And then something unheard of and unprecedented sounded on the radio. Not Heintje, Freddy or the River Quai March as usual, but Jimi Hendrix and Cream and along with them the blues, which had become 'my' music from the very beginning.

Manuel Garde with sun glasses playing left-handed
Manuel Garde (Photo credits: private)

Inevitably, as a 16-year-old, I ended up at some point in a small music store in my provincial small town. When I asked for an electric bass for left-handers, the salesman just raised his eyebrows and referred me to the "Beatle Bass". It could be ordered, but that might take half a year and cost extra. I already saw myself walking away with my dream gone, when the salesman remembered a drill he had in the basement.

And so he helped me by adjusting the holes on the tailpiece of my new bass, and I was able to file out the saddle notches for the first time, so that I could put the strings on "the right way round".

So I had come into the store with the clear specifications of being left-handed and how the strings should be set up. Fortunately, the old strings were long enough for this procedure, because I could not have afforded additional new ones at the price of 80,- German mark for the Höfner bass.

Until 1983, I converted various instruments, even high-priced ones, to the left. That was as natural to me as choosing instruments that could be played halfway left-handed. Thus, Leo Fender's ergonomically particularly successful instruments were never an option for me, because you never saw left-handed models of them.

Shortly before a lot of left-handed instruments from the Far East appeared on the market, I built myself various basses and electric guitars based on existing right-handed necks in the early 90s. The highlight was an electric double bass, which only succeeded because a carpenter friend of mine helped me to masterfully trim the ebony fingerboard, which I would never have been able to do that way.

Being left-handed as a musician has always meant much more than just having the problem with instruments. Most vivid is this picture of Charlie Chaplin with his violin among a hundred other violinists, he the only one playing left-handed. As a student, only I would swing to the right while skiing. A problem when the school class wants to line up and everyone else swings off to the left. I get on my bike from the 'wrong' side, where there isn't a bike stand. On stage, I basically had to fight for my position from where I could align to the right, otherwise it felt uncomfortable.

Exhibitions are very often set up in a way that the crowd is supposed to move counter-clockwise. And that's where I am often seen walking in the countercurrent, clockwise direction. I prefer supermarkets with paths running clockwise.

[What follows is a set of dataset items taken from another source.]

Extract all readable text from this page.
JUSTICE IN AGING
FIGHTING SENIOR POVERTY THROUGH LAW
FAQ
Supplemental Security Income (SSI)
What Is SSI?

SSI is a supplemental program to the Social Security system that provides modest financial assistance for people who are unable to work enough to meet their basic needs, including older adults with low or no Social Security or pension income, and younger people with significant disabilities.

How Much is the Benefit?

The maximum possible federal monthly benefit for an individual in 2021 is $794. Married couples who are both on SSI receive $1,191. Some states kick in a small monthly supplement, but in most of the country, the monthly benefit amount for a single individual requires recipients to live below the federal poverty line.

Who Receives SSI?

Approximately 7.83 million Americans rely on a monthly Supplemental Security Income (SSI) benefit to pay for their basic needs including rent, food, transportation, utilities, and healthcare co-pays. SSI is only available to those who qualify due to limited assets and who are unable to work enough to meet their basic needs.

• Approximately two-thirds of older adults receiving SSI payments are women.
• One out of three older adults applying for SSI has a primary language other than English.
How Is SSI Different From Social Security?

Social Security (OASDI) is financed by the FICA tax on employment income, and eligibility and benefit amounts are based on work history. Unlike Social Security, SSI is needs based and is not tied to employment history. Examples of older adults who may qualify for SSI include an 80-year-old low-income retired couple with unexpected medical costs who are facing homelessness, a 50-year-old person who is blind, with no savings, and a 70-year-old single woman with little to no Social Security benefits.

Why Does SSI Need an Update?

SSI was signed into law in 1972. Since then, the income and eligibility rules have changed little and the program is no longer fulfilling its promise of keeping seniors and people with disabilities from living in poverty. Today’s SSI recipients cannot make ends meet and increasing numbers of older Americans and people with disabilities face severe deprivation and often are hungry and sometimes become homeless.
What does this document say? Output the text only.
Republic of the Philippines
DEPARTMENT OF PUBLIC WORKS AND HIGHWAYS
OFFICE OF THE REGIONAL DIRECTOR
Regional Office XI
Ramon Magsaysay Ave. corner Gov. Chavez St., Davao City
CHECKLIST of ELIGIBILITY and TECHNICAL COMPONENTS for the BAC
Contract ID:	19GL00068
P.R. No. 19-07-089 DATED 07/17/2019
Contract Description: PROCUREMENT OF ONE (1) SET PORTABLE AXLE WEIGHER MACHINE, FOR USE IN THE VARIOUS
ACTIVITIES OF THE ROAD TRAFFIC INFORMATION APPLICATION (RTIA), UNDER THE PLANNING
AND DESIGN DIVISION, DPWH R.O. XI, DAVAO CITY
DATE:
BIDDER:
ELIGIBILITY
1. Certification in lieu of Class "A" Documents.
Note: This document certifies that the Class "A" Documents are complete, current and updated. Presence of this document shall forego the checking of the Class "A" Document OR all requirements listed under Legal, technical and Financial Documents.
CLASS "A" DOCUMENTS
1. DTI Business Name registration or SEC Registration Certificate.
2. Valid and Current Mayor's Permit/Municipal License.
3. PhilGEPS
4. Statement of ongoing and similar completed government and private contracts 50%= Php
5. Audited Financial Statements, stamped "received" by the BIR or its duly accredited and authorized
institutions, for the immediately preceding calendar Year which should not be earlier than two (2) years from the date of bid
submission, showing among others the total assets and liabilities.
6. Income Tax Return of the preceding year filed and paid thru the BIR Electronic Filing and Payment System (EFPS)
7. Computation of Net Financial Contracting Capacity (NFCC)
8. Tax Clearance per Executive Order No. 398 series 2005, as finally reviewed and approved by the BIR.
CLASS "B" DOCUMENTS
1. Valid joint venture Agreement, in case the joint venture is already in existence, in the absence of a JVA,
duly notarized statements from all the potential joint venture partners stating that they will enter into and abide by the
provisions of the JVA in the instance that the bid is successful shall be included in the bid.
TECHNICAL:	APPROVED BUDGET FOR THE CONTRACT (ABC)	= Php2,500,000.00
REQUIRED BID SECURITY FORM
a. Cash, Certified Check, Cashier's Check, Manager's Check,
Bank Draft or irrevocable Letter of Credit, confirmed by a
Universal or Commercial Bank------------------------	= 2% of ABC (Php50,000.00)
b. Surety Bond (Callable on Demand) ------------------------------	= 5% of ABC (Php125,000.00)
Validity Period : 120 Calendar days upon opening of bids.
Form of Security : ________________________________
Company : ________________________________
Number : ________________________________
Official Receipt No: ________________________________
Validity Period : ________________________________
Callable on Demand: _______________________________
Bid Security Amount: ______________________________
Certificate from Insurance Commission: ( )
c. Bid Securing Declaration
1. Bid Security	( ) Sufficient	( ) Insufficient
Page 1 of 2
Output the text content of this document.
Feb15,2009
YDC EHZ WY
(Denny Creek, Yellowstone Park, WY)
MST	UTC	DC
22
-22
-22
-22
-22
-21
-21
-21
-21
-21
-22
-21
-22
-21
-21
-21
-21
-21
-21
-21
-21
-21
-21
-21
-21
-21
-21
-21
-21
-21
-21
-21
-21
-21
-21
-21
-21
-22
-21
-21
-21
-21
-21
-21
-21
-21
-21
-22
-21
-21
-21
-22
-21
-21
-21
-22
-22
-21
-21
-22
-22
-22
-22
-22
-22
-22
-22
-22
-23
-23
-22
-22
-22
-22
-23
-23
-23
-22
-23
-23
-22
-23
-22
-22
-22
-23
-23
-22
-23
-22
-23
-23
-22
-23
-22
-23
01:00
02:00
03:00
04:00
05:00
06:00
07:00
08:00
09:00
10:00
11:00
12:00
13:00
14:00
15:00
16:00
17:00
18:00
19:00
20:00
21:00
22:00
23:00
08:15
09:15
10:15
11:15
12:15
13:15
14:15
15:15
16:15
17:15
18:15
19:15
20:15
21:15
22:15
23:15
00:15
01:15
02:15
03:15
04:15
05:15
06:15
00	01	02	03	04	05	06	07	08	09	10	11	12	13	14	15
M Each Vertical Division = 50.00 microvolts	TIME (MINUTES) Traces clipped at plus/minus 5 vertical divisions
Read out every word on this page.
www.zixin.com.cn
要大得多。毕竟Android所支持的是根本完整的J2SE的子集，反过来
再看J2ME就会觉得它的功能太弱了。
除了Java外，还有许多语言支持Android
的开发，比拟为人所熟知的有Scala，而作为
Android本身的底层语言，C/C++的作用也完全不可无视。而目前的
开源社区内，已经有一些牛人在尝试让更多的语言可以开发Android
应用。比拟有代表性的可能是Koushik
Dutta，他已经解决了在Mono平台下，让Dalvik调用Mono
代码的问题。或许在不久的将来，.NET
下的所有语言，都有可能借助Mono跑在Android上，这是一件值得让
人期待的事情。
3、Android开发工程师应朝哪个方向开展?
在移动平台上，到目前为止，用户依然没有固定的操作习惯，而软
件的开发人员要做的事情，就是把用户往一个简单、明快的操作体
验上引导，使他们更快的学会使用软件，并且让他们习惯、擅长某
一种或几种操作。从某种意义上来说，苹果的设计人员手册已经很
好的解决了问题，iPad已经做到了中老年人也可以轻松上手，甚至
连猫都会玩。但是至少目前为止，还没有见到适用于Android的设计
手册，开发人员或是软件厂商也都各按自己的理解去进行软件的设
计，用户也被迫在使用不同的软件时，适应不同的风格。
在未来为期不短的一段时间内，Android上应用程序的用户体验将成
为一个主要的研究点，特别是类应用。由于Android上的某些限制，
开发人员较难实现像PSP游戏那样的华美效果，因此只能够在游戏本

Today I see left-handed musicians everywhere, think of the many talents who may never have been encouraged to play in the past despite their 'handicap'. I'm especially pleased to see that even in classical music, ways are being found for left-handed players to fit into orchestral structures. I also think of all the spontaneous sessions I couldn't play on because there was no left-handed instrument. And I think of my classic, recurring musician's dream, in which the stage in the stadium is prepared, the amplifiers are turned on, the unmissable audience looks at me expectantly, and then - the bag for my instrument is empty. None of the colleagues around can help me out, the band plays without me.... I only experienced this once, but it still became the kind of dream that probably every musician dreams now and then, at least everyone I asked about it - just not in this left-handed version.


Born in Worpswede near Bremen in 1955, grew up in Salzburg from 1961. Trained there as an advertising photographer, since 1971 self-taught musician. Freelance painter and musician in Bremen, since 1974 in Berlin, 1992 change with wife and two children to Worpswede.

As a touring musician mostly in Germany, Holland, Switzerland and Austria on the road. Among others, he accompanied Michael Ballew, Texas Troubadour, Johnny Bush and "Grand Ole Opry" legend Norma Jean. Countless exhibitions with photo-realistic painting. Since 2009 living in Bregenz on Lake Constance. Focus here on street photography with annual summary in photo volumes.

Since retirement 2020 publication of the poetry volumes "Südwester", "100 Tage Gedichte" and "Liebe und andere handverlesene Gedichte".